Sorry, I don't understand. (Are you saying graphics take more man-hours in 4K?).
Apart from what can be generated by interpolation algorithms, simple gradients or even ray tracing, I can still imagine a case where CG artist might decide to to add more detail manually (like more actual people to a scene as in a naive folk tapestry or more actual pebbles on a beach).
This sounds like a good idea and I'd like to see this.
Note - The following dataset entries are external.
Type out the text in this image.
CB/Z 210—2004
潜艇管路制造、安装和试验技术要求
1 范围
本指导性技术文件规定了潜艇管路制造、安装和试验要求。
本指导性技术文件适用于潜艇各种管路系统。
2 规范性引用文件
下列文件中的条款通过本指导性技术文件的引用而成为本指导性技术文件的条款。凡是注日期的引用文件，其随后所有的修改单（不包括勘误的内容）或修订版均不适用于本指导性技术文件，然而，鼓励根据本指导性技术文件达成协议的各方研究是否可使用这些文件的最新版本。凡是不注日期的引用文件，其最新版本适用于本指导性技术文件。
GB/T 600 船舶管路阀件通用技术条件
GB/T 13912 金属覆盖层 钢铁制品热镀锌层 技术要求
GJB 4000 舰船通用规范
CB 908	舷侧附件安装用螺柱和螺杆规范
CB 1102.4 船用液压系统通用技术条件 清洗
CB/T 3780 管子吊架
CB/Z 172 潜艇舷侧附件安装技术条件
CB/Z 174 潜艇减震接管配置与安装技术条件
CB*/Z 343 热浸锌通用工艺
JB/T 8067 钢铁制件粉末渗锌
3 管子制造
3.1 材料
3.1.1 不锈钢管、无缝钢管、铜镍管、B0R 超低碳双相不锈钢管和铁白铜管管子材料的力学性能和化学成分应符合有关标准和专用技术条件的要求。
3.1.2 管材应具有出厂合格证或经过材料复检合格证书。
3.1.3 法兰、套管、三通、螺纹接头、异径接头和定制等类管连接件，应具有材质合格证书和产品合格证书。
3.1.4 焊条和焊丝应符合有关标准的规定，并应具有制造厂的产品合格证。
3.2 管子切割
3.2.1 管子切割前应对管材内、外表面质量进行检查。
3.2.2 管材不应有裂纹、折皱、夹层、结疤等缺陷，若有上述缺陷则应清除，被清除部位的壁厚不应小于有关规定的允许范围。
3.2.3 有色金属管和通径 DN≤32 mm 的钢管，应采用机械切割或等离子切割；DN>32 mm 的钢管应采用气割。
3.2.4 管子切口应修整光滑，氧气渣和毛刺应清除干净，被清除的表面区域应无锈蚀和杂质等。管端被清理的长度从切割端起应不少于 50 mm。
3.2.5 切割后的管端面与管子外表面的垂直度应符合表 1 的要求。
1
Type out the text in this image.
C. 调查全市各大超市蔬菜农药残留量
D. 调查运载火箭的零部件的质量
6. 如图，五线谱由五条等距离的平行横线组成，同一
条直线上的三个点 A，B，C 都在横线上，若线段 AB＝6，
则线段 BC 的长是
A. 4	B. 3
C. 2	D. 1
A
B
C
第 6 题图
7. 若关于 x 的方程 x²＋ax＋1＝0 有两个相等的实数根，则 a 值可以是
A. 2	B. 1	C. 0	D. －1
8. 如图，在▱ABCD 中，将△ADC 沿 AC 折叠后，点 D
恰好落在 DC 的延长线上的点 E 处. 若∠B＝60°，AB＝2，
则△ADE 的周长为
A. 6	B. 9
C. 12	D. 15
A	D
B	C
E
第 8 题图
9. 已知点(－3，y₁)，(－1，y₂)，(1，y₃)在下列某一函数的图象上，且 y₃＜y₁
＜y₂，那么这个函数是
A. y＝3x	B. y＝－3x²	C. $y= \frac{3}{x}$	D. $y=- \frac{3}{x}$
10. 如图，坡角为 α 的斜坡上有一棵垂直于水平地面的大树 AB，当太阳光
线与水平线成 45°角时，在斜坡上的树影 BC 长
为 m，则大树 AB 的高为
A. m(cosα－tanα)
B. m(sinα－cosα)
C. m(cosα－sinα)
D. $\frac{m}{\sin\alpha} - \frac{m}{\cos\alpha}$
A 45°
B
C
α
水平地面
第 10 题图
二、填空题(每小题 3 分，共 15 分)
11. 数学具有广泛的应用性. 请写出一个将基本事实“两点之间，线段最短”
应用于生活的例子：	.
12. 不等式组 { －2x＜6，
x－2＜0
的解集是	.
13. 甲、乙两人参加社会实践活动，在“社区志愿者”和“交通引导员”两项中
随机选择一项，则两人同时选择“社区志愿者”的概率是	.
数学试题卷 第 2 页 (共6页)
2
@goanna Yup, if you go for 4k res fx than in most case you will use more time with fine details. If you are talking about 3d objects than I agree that it won't make any difference in 2k or 4k. But matte paintings and textures is another story. interpolation, grading or ray tracing won't make more detail. Only emulate and close the open gaps, which will turn It to mud. It's like saying that you can turn a 1080p image into (true)4k image by math after its shoot.
Conceptual 4k h265 :-)
@goanna 4K for visual effects has been an option since the 1990s. Certain directors or project specifics have required it, and this was done on workstations with less memory than most people's phones nowadays. VistaVision plates would often be scanned at this resolution and this would be about the minimum quality for scanning an anamorphic 35mm negative without just throwing away stupid amounts of picture information.
What people are going gaga over these days is the idea of doing it in realtime. Truthfully, for color and editorial, it's overkill. The upside to this silliness is it makes everything else faster and cheaper and if you're not spending $750/hour or more for a suite with hot-and-cold running lattes and hookers + blow on speed dial, folks have been doing visual effects finishing at 4K almost as long as it's been done at 2K, if it really needed to be done.